My favorite part of The Talented Mr. Ripley is how easy it was to scam people in the 50s. You could just beat a guy to death with an oar and show up to the American Express office with his ID and they’d like “of course, and how much money would sir be withdrawing today?”
A group of wild dads just ran into my back yard, built a shed, filled it with tools and told me not to touch any of them or I’d be grounded.
*notices my tinder match has “catholic” in their bio*
me: so how long have u been addicted to cats
Told my kid I was going to check her room because she told me she cleaned it, and she negotiated a five minute head start in case she “missed something.”
My kid hissed at me when I woke him up for school today
Just saw The Martian. If Matt Damon was alone on Mars, who was filming him that whole time? Clearly fake
[while listening to halloween sounds cd I bought] spooky huh [friend on road trip with me] yeah but got anythin else its like a 6 hour drive
(My romance novel)
“You have a pretty face,” he said.
“Thank you,” she said, lifting up her bangs. “I’ve got even more face under here.”

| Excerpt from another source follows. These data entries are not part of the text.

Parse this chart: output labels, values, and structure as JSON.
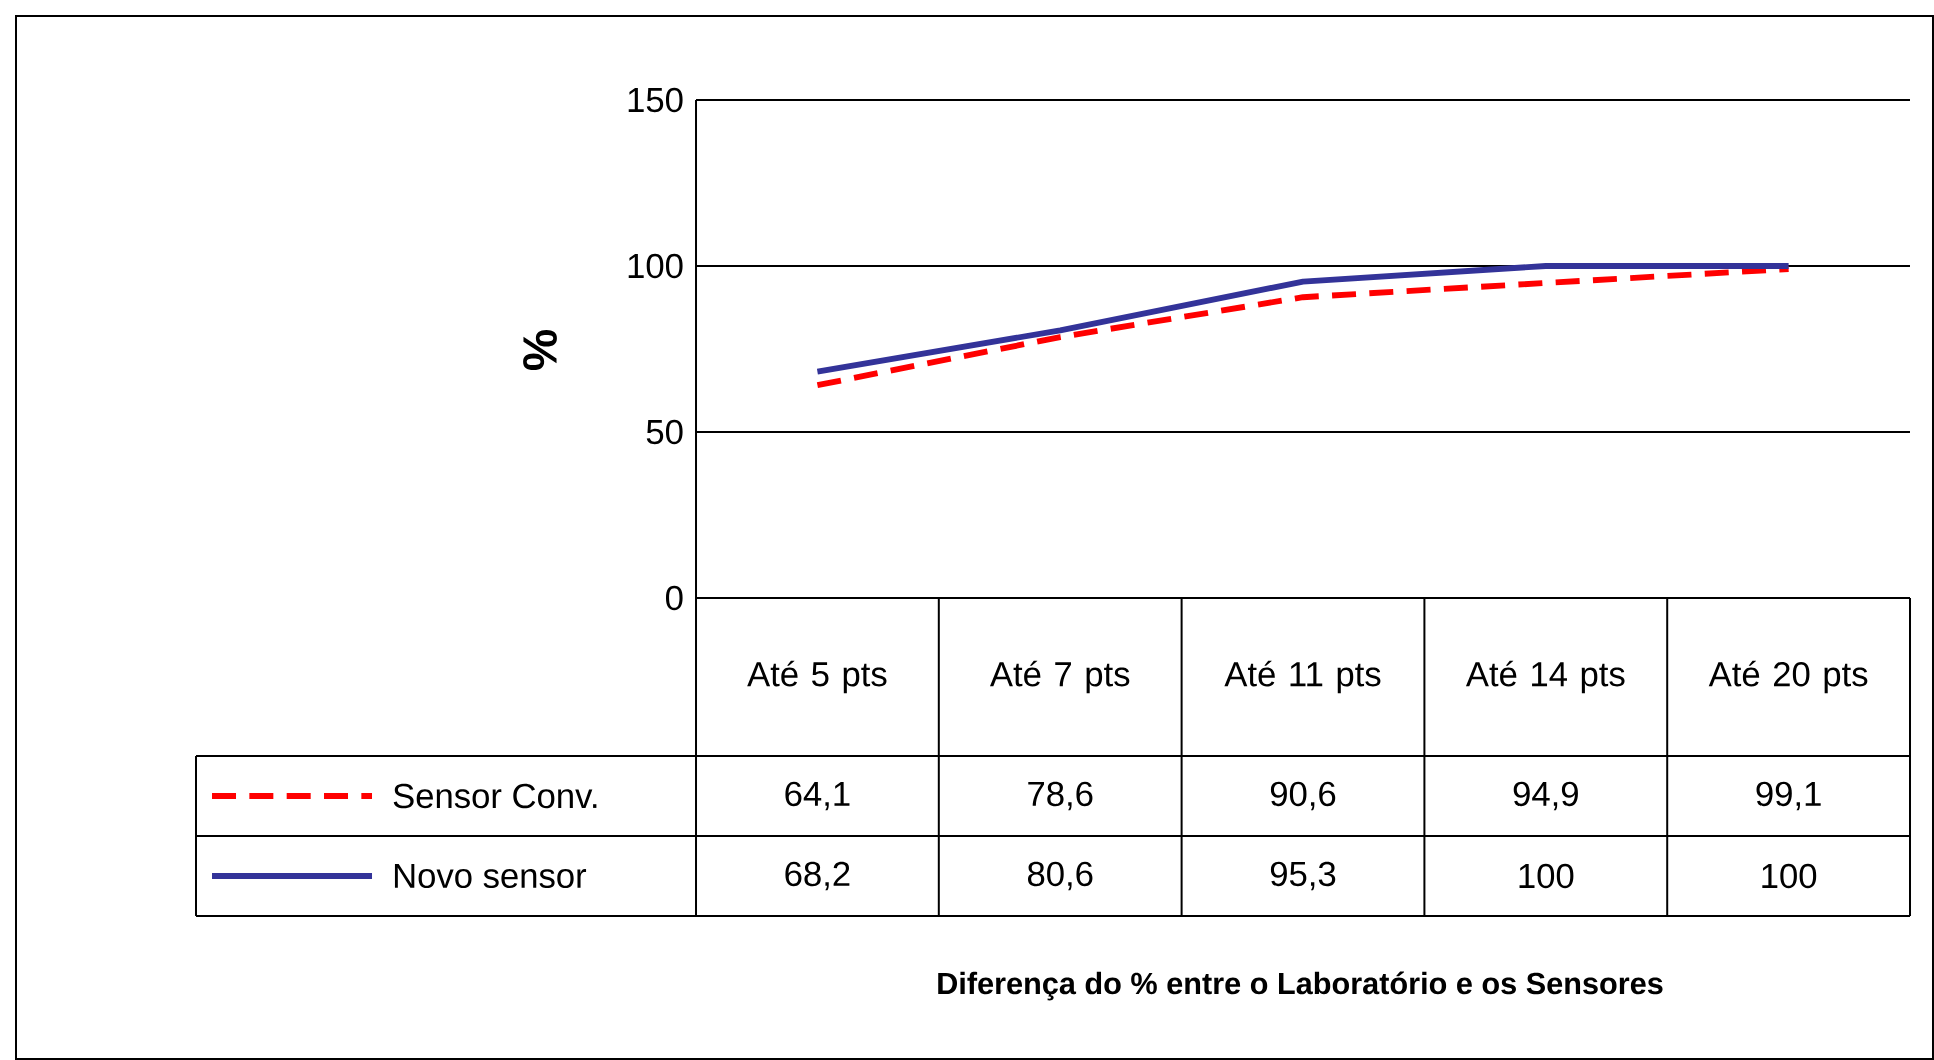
{
  "chart_data": {
    "type": "line",
    "annotations": [
      "Diferença do % entre o Laboratório e os Sensores"
    ],
    "ylabel": "%",
    "categories": [
      "Até 5 pts",
      "Até 7 pts",
      "Até 11 pts",
      "Até 14 pts",
      "Até 20 pts"
    ],
    "series": [
      {
        "name": "Sensor Conv.",
        "color": "#ff0000",
        "line_style": "dashed",
        "values": [
          64.1,
          78.6,
          90.6,
          94.9,
          99.1
        ],
        "value_labels": [
          "64,1",
          "78,6",
          "90,6",
          "94,9",
          "99,1"
        ]
      },
      {
        "name": "Novo sensor",
        "color": "#333399",
        "line_style": "solid",
        "values": [
          68.2,
          80.6,
          95.3,
          100,
          100
        ],
        "value_labels": [
          "68,2",
          "80,6",
          "95,3",
          "100",
          "100"
        ]
      }
    ],
    "ylim": [
      0,
      150
    ],
    "yticks": [
      0,
      50,
      100,
      150
    ],
    "grid": "y",
    "legend": "bottom",
    "marker": "none"
  }
}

One time I hooked up with this guy and we were laying there and it was raining and I knew he wanted me to leave because he said “I got something for you” and proceeded to pull out a disposable rain poncho
just stood up and my knee popped so loudly my neighbor’s dog barked in case Marvel or DC is looking for a new superhero franchise
Sleeping In A Car By Age:
12 And Under: Very cool
13-17: Kinda weird but not that big of a deal
18+: Uh-Oh
Me: But Halloween is the one day a year you get to be anybody you want
Jury at my Identify Theft Trial: [impressed whispering]
Juliet: O Romeo, Romeo! Wherefore art thou Romeo?
Romeo: New phone. Who dis?
Her: “Oh my God! Where did you learn to do that with your tongue?
Me: “Cadbury eggs.”
Them: Who hurt you?
Me: Pull up a chair this is going to be awhile
Good Morning.
When my boss asked me who is the stupid one, me or him?
I told him everyone knows he doesn’t hire stupid people……
My Canadian 4yo just told me he wants to be Captain America if anyone wants to take a traitor off my hands.
Coworker: I need documentation for this project. It’s super urgent!
Me: Sure. Can you send me the details?
Ages pass.
Empires rise and fall.
Dolphins develop their own space program.
The old gods return.
The stars die out and the sky goes black.
Coworker: Here you go.
According to all these BMI charts…
I DEFINITELY need to get taller next year.
I learned my first lesson at ninja school today: Do not wear corduroy pants.
My bladder thinks it knows where I live, but in truth it assumes my toilet is in the street about 100m from the front door.
Me: *disappointed* so an oral argument isn’t having make up sex after a row?